O tempo determinará se as alterações promovidas surtirão efeitos práticos e atenderão, de fato, ao aperfeiçoamento da sociedade, por meio do “aperfeiçoamento da legislação penal e processual penal”, conforme apregoado no artigo inaugural à lei.

1. A especialização da legítima defesa nos casos envolvendo agressão ou risco de agressão a vítima mantida refém durante a prática de crimes

A primeira e, ao que parece, a mais social das alterações promovidas pela “Lei Anticrime” é a criação de uma modalidade especializada de Legítima Defesa.

Com o início de vigência da Lei 13.964/2019, o artigo 25 do Código Penal brasileiro passará a contar um parágrafo único, voltado especificamente para os agentes de segurança pública que repelem agressão ou risco de agressão a vítima mantida refém durante a prática de crimes.

Eis a literalidade do dispositivo mencionado:

Art. 25 - Entende-se em legítima defesa quem, usando moderadamente dos meios necessários, repele injusta agressão, atual ou iminente, a direito seu ou de outrem.

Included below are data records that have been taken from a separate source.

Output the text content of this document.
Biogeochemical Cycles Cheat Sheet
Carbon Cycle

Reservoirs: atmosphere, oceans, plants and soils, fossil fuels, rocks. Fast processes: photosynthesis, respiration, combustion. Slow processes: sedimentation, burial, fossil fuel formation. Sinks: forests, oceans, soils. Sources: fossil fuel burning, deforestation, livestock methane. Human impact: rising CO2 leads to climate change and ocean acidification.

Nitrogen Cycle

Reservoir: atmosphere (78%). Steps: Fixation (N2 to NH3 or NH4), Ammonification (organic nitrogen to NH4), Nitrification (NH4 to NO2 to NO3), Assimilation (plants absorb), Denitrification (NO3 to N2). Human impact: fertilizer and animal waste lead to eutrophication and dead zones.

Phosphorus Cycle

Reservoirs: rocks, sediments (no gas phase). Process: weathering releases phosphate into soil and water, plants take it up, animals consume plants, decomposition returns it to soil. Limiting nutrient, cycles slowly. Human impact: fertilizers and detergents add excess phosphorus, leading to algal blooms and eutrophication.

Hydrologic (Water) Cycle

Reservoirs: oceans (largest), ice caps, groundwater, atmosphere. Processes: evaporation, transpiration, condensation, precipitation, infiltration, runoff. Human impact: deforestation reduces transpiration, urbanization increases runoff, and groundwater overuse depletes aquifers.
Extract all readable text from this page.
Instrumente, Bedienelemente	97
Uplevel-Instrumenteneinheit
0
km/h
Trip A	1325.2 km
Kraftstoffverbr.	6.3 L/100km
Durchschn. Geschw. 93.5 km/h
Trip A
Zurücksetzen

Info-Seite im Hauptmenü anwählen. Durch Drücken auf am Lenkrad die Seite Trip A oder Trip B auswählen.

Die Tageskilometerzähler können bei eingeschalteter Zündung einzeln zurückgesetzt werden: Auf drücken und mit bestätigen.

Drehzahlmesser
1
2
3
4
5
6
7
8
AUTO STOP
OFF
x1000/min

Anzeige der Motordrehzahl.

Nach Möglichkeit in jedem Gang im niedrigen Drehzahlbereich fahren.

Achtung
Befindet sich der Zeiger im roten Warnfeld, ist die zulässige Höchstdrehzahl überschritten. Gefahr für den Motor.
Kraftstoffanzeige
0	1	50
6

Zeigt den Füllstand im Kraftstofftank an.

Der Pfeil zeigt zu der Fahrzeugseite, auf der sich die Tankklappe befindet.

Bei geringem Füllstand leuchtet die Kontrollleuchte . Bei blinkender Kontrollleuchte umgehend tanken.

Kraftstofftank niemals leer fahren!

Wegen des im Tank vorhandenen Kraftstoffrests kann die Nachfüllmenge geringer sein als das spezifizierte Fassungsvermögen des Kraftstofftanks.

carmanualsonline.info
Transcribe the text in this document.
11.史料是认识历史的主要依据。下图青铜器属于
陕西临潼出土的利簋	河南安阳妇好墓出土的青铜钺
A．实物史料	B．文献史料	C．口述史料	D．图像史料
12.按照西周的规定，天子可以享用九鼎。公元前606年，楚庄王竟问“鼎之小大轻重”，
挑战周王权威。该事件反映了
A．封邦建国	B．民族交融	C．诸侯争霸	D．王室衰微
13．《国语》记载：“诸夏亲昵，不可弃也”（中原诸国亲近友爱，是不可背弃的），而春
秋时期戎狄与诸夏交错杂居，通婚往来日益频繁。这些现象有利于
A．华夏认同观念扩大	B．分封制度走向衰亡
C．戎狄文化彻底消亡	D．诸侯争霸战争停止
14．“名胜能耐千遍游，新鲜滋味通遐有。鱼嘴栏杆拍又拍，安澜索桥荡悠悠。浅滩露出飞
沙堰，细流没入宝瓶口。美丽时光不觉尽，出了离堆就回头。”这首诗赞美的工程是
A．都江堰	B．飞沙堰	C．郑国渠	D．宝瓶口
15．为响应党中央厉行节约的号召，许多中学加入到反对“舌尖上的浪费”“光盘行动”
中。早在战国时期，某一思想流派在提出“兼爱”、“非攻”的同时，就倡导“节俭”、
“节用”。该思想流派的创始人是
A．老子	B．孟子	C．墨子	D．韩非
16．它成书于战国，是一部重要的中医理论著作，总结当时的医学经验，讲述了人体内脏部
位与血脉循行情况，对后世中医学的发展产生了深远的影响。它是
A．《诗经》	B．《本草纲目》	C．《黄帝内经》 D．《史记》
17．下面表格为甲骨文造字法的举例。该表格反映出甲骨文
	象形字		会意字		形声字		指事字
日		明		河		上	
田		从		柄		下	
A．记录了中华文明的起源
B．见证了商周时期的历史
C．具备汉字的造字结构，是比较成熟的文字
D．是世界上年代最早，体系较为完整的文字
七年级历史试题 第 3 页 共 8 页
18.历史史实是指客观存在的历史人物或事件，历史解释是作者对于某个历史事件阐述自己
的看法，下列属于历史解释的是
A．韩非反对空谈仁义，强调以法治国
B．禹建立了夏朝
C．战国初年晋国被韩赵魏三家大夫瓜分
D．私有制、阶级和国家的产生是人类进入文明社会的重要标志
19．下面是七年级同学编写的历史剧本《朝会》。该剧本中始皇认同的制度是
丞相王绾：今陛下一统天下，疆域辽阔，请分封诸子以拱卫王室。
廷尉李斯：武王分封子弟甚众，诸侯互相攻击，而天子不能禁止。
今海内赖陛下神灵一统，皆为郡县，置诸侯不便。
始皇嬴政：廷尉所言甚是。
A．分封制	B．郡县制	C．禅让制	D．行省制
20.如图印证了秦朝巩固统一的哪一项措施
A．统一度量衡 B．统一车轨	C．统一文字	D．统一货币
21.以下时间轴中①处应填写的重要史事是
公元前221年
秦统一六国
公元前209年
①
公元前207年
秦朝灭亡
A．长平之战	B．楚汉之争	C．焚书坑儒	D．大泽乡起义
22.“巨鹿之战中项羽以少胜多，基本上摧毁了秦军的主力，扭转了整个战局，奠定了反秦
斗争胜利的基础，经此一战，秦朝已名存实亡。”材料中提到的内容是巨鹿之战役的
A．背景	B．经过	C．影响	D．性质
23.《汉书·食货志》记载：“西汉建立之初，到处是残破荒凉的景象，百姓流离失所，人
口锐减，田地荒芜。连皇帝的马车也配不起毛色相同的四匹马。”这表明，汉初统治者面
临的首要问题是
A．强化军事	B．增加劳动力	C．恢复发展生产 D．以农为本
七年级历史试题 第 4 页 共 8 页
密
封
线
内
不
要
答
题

Parágrafo único. Observados os requisitos previstos no caput deste artigo, considera-se também em legítima defesa o agente de segurança pública que repele agressão ou risco de agressão a vítima mantida refém durante a prática de crimes.

Acerca do tema, antes de se compreender o alcance da norma permissiva, insta destacar que a descriminante tem como destinatário um público específico de indivíduos, o qual dela lançará mão igualmente em favor de um segmento especial de vítima.

            Com efeito, ao restringir a excludente ao “agente de segurança pública”, quis o legislador afirmar que apenas aqueles que detém parcela legítima do poder, destinada à defesa social, pode se valer o artigo 25, parágrafo único para praticar um fato típico, porém lícito.

            Como se trata, a excludente especializada, de norma que tende a restringir direitos fundamentais, já que habilitará o agente de segurança pública até mesmo a, eventualmente, preenchidos os requisitos legais, suprimir a vida de outrem, restritivamente deve ser interpretada.  

            De sorte que a benesse legal instituída pelo novel parágrafo único somente aos agentes de segurança pública deve ser conferida.

            Mas o que constitui “agente de segurança pública” para os fins estabelecidos pelo artigo 25, parágrafo único? socorrendo-se da Constituição Federal, fundamento de validade e legitimidade das demais normas infraconstitucionais, é possível afirmar que “agente de segurança pública” é todo aquele legalmente investido de parcela do poder de interferir na esfera de direitos individuais do cidadão, em favor do direito coletivo à segurança pública. Para fins objetivos, como tais devem ser entendidos todos aqueles previstos nos artigos 142 e 144 da Constituição Federal, é dizer: Membros das Forças Armadas, mormente no cumprimento de Operações de garantia da Lei e Ordem; os membros das seguintes Polícias: Federal, Rodoviária Federal, Ferroviária Federal, Civis, Militares e corpos de bombeiros militares e na toada da Emenda Constitucional nº 104/2019, as polícias penais federal, estaduais e distrital.  Para além dos órgãos expressamente instituídos nos incisos do caput do artigo 144, devem ser incluídas as Guardas Municipais que, malgrado sejam destinadas à proteção dos bens, serviços e instalações dos municípios, tem assumido, hodiernamente, importante papel social no combate à criminalidade por meio do policiamento ostensivo, especialmente nas grandes capitais dos Estados, onde atuam de forma fardada e armada.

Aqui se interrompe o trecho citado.